Pero también de los oídos. Más que nunca, en el presente, se activa una dimensión que se potencia desde el plano sonoro, ya que parece que hemos visto todo. Luces del desierto (2021) es un documental de Félix Blume y Spencer Henry Angel de treinta minutos. Por su temática y su forma es la oscuridad su patrón, un desafío centrado en la paradoja de que veamos poco y nada para que privilegiemos los sonidos. Los relatos se disparan en la noche y los habitantes dan cuenta de resplandores, apariciones y objetos extraños, es decir, de un sistema de creencias que se incrustan en una atmósfera lindante con el terror. Entre penumbras, en una de las mejores escenas, adivinamos a dos hombres cazando mientras un coro de aullidos se escucha a lo lejos, situación que recuerda a la famosa frase de la novela Dracula,de Bram Stocker, cuando el conde refiere “escucha, son los hijos de la noche”. Una experiencia estética poderosa que guarda un costado alucinante y alucinógeno.

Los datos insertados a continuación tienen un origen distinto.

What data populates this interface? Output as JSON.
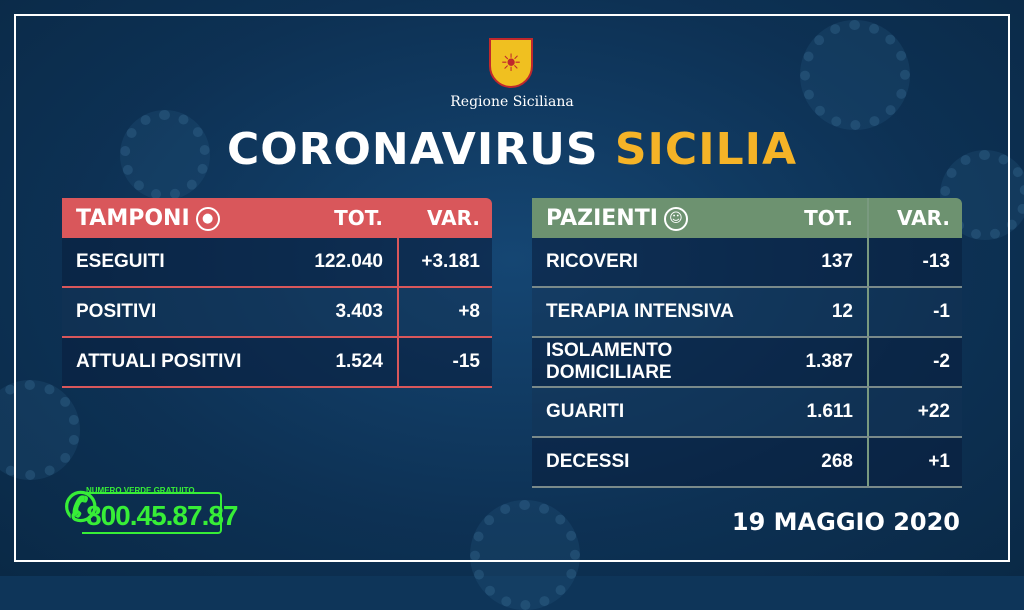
{
  "header": {
    "region": "Regione Siciliana",
    "title_part1": "CORONAVIRUS",
    "title_part2": "SICILIA"
  },
  "colors": {
    "background": "#0e3559",
    "tamponi_header": "#d9575b",
    "pazienti_header": "#6d9270",
    "accent_yellow": "#f5b327",
    "phone_green": "#37ee37"
  },
  "tamponi": {
    "title": "TAMPONI",
    "icon": "swab-icon",
    "col_tot": "TOT.",
    "col_var": "VAR.",
    "rows": [
      {
        "label": "ESEGUITI",
        "tot": "122.040",
        "var": "+3.181"
      },
      {
        "label": "POSITIVI",
        "tot": "3.403",
        "var": "+8"
      },
      {
        "label": "ATTUALI POSITIVI",
        "tot": "1.524",
        "var": "-15"
      }
    ]
  },
  "pazienti": {
    "title": "PAZIENTI",
    "icon": "person-icon",
    "col_tot": "TOT.",
    "col_var": "VAR.",
    "rows": [
      {
        "label": "RICOVERI",
        "tot": "137",
        "var": "-13"
      },
      {
        "label": "TERAPIA INTENSIVA",
        "tot": "12",
        "var": "-1"
      },
      {
        "label": "ISOLAMENTO DOMICILIARE",
        "tot": "1.387",
        "var": "-2"
      },
      {
        "label": "GUARITI",
        "tot": "1.611",
        "var": "+22"
      },
      {
        "label": "DECESSI",
        "tot": "268",
        "var": "+1"
      }
    ]
  },
  "hotline": {
    "label": "NUMERO VERDE GRATUITO",
    "number": "800.45.87.87",
    "icon": "phone-icon"
  },
  "date": "19 MAGGIO 2020"
}
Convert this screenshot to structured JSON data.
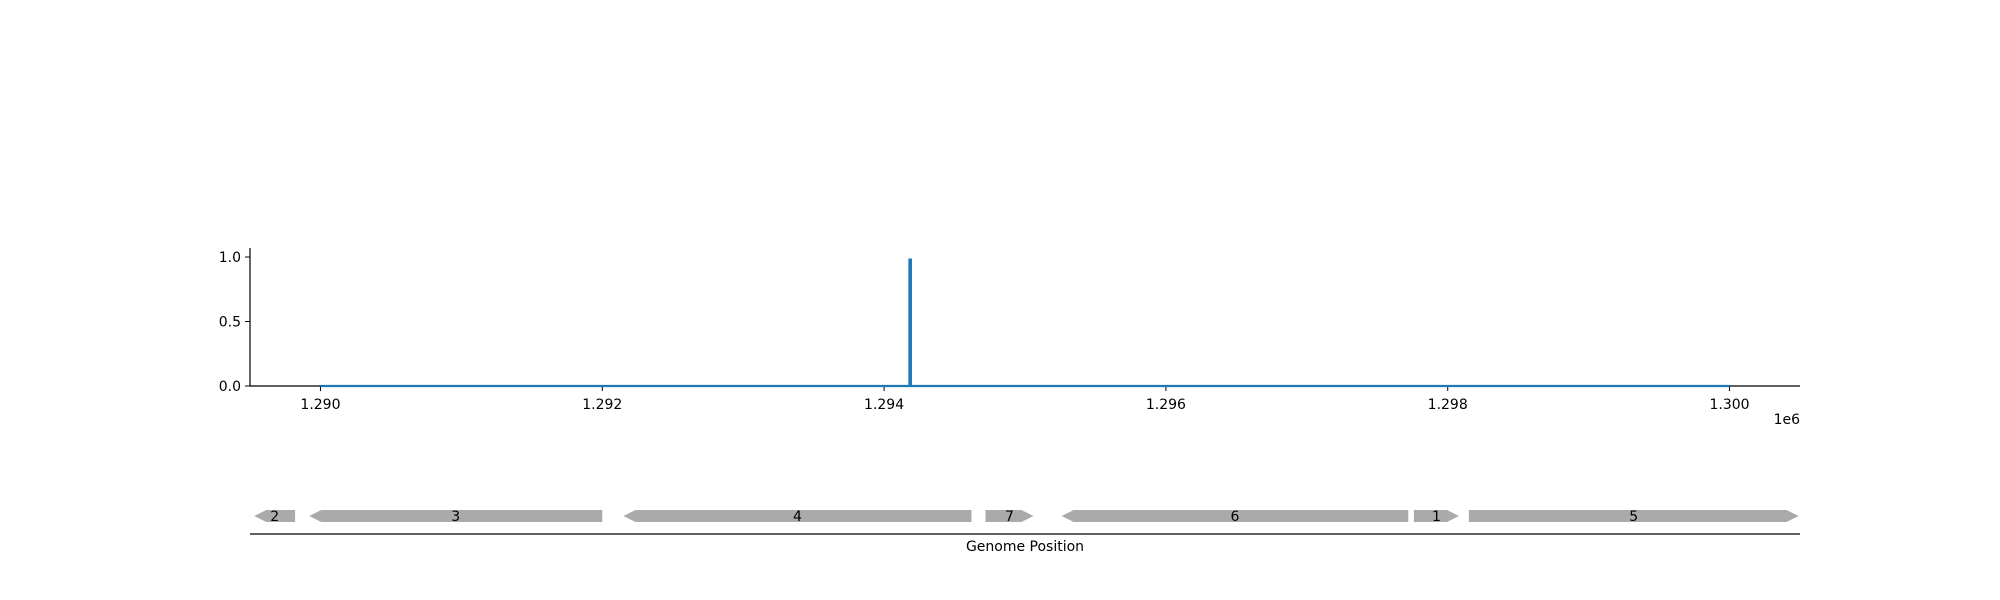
{
  "chart_data": {
    "type": "line",
    "xlabel": "",
    "ylabel": "",
    "x_offset_label": "1e6",
    "xlim": [
      1289500,
      1300500
    ],
    "ylim": [
      0,
      1.07
    ],
    "x_ticks": [
      1290000,
      1292000,
      1294000,
      1296000,
      1298000,
      1300000
    ],
    "x_tick_labels": [
      "1.290",
      "1.292",
      "1.294",
      "1.296",
      "1.298",
      "1.300"
    ],
    "y_ticks": [
      0,
      0.5,
      1.0
    ],
    "y_tick_labels": [
      "0.0",
      "0.5",
      "1.0"
    ],
    "series": [
      {
        "color": "#1f77b4",
        "points": [
          [
            1290000,
            0
          ],
          [
            1294180,
            0
          ],
          [
            1294180,
            0.98
          ],
          [
            1294190,
            0.98
          ],
          [
            1294190,
            0
          ],
          [
            1300000,
            0
          ]
        ]
      }
    ],
    "grid": false
  },
  "gene_track": {
    "axis_label": "Genome Position",
    "gene_color": "#aaaaaa",
    "genes": [
      {
        "label": "2",
        "start": 1289530,
        "end": 1289820,
        "strand": "-"
      },
      {
        "label": "3",
        "start": 1289920,
        "end": 1292000,
        "strand": "-"
      },
      {
        "label": "4",
        "start": 1292150,
        "end": 1294620,
        "strand": "-"
      },
      {
        "label": "7",
        "start": 1294720,
        "end": 1295060,
        "strand": "+"
      },
      {
        "label": "6",
        "start": 1295260,
        "end": 1297720,
        "strand": "-"
      },
      {
        "label": "1",
        "start": 1297760,
        "end": 1298080,
        "strand": "+"
      },
      {
        "label": "5",
        "start": 1298150,
        "end": 1300490,
        "strand": "+"
      }
    ]
  }
}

En Sombras envolventes (2019), Michael Lojano registra y le otorga a las palabras involucradas en el título dos significados, para empezar. El primero se vincula con la idea de ruinas. Un espacio que ha pertenecido a gente con poder ahora es una mansión enmudecida cuya historia será relatada por personas, las cuales habilitan un segundo nivel de interpretación: esas zonas oscuras que la memoria oficial ha vedado. El prodigio fotográfico que ostenta la película es innegable, como desangelada es la propuesta estética, pero justamente la voluntad por explorar lo que queda de espacios patrimoniales a la luz del presente es el valor agregado y la justificación de su misma experimentación.